No, a binding contract does not exist because the dealer failed to accept the buyer's offer in the manner required by its own agreement. The dealer's order form was an invitation for the plaintiff to make an offer, which he did by signing it. The form explicitly required a signature from the dealer or its representative to constitute acceptance. Because the defendant never signed the order, it never accepted the plaintiff's offer, and no bilateral contract was formed. The plaintiff's subsequent refusal to accept the non-conforming truck was a valid revocation of his unaccepted offer. Furthermore, even if a contract had been formed, the defendant breached the express warranty created under UCC § 2-313 when its salesman used the booklet to describe the truck, as the delivered vehicle did not conform to the description of the 'Club Cab' model the plaintiff had selected.
Analysis:
This case serves as a straightforward application of fundamental contract law principles regarding offer and acceptance, specifically the concept that an offeree must accept in the manner prescribed by the offer.

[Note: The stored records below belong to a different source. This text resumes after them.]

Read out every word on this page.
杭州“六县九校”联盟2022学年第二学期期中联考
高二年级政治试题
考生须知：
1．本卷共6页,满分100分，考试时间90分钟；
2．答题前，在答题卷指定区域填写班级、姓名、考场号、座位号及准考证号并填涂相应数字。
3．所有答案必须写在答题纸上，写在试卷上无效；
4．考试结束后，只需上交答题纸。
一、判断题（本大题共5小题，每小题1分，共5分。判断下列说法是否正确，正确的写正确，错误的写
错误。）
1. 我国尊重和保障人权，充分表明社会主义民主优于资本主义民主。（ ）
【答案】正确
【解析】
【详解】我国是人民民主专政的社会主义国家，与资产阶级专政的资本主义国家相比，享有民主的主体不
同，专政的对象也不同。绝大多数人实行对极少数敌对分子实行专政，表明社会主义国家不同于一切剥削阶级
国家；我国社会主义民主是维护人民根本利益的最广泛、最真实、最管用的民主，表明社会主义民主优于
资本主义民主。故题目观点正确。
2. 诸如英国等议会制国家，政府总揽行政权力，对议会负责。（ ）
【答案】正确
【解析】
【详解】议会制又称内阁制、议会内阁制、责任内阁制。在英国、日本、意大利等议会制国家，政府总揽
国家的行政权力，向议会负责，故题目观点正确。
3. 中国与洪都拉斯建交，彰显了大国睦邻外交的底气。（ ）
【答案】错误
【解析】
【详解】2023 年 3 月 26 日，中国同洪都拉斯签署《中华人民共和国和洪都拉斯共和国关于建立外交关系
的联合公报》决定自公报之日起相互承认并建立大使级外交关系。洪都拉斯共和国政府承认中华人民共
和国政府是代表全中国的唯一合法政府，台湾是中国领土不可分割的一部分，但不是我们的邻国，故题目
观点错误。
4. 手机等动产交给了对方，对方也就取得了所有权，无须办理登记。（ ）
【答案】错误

It uniquely highlights that when a party (here, the dealer) drafts a form that sets the terms for its own acceptance, its failure to comply with those terms prevents contract formation. The decision also provides a clear example of how sales materials like brochures can create an express warranty under the Uniform Commercial Code, holding sellers accountable for ensuring goods conform to the descriptions they provide during negotiations. The case reinforces that technical specifications in a contract may not override clear, descriptive representations relied upon by a consumer.